核兵器禁止条約について学ぼう(その四)

 核兵器禁止の難しさ

そして、核禁止というのは現実的には非常に難しいことです。世界中でいっせーので核兵器を廃棄することができれば可能でしょう。しかしながら、他の国が廃棄して一つの国だけが廃棄せずに保有していれば、世界の軍事的バランスは崩れます。

その結果、核を保有しているその一国が世界を牛耳ることとなります。これは世界からなぜ軍隊がなくならないかという話とも通じるものでしょう。例えば日本が軍隊(自衛隊)を放棄しても、周辺諸国が放棄しなければ、軍事的バランスが崩れ、攻め込まれても防衛することができなくなり、自国の破滅を招くことになりますから、自国の戦力を放棄することはできません。囚人のジレンマにも似たような感覚を覚えます。ただそれが現実で、今現在存在する力を放棄するときには一斉でなければならないわけですが、現実問題として一斉に力を放棄することは、リスクが伴うためできないということです。だからこそ、上述のように少しずつでも一歩ずつ、軍事的バランスが崩れないようにちょっとずつ核兵器国全体で軍縮を進めていって、それが限りなく小さな段階になって初めて核兵器禁止条約が現実化してくるでしょう。

 終わりに

ということで、日本が核禁止条約に参加しない理由、核兵器が世界からなくすことの困難さを見てきました。日本政府が核をなくすという理念に不賛同というわけではなく、安全保障上今現状難しいというのも当然ありますが、将来の核のない世界を見据えた上でも、現在核禁止条約に入ることが本当に意義あることなのかを考えた結果であることも把握すべきでしょう。
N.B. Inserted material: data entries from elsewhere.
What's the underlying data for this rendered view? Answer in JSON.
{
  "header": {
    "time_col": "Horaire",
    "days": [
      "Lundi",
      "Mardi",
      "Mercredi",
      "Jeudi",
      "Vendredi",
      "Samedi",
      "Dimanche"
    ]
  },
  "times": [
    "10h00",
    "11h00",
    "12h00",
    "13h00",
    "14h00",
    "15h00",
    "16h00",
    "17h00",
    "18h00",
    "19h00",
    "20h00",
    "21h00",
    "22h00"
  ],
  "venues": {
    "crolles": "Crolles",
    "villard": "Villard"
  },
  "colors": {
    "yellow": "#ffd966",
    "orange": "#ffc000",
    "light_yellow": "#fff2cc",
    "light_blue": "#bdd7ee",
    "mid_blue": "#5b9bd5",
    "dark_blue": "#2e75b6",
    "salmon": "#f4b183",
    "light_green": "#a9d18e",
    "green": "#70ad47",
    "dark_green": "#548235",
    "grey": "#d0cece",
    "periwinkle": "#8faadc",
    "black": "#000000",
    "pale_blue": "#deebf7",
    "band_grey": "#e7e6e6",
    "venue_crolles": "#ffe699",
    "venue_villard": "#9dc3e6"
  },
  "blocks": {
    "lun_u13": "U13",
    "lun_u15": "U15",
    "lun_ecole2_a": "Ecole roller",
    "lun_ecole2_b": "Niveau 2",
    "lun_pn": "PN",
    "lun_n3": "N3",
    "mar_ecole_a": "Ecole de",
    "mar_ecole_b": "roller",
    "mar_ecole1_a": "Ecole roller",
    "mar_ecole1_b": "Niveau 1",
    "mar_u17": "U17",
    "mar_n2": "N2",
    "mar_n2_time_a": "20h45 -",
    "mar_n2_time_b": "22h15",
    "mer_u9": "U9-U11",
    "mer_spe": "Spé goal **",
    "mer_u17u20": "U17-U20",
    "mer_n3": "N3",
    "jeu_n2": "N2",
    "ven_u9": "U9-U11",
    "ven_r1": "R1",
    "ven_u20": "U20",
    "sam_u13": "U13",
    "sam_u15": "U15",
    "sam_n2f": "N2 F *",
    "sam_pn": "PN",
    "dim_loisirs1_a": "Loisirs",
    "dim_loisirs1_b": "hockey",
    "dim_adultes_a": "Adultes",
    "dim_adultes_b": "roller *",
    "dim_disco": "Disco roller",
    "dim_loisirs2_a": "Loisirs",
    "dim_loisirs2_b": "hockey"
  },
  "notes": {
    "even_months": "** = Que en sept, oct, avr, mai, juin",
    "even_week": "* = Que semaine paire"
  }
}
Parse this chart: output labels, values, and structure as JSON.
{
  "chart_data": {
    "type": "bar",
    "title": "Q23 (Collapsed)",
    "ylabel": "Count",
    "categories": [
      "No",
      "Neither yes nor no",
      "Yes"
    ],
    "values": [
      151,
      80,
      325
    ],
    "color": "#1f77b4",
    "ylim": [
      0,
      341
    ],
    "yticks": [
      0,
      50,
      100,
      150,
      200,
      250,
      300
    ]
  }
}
日本政府は23年連続核廃絶決議案を提出し続け、NPT体制の強化など核のない世界に向けての行動は行っています。

核の傘の恩恵を受けているからというだけではないということです。まずはCTBT、FMCTを着実に前に進めて、NPT体制を本当の意味で確立して、その結果核軍縮が進み、将来的に核禁止条約に参加できるようになるための努力を、被爆者の思いに応えるためにも、日本政府は行い続けなければなりません。核の惨禍が二度と繰り返されることのない世界を、核兵器のない世界が一刻も早く成立することを、心から願っています。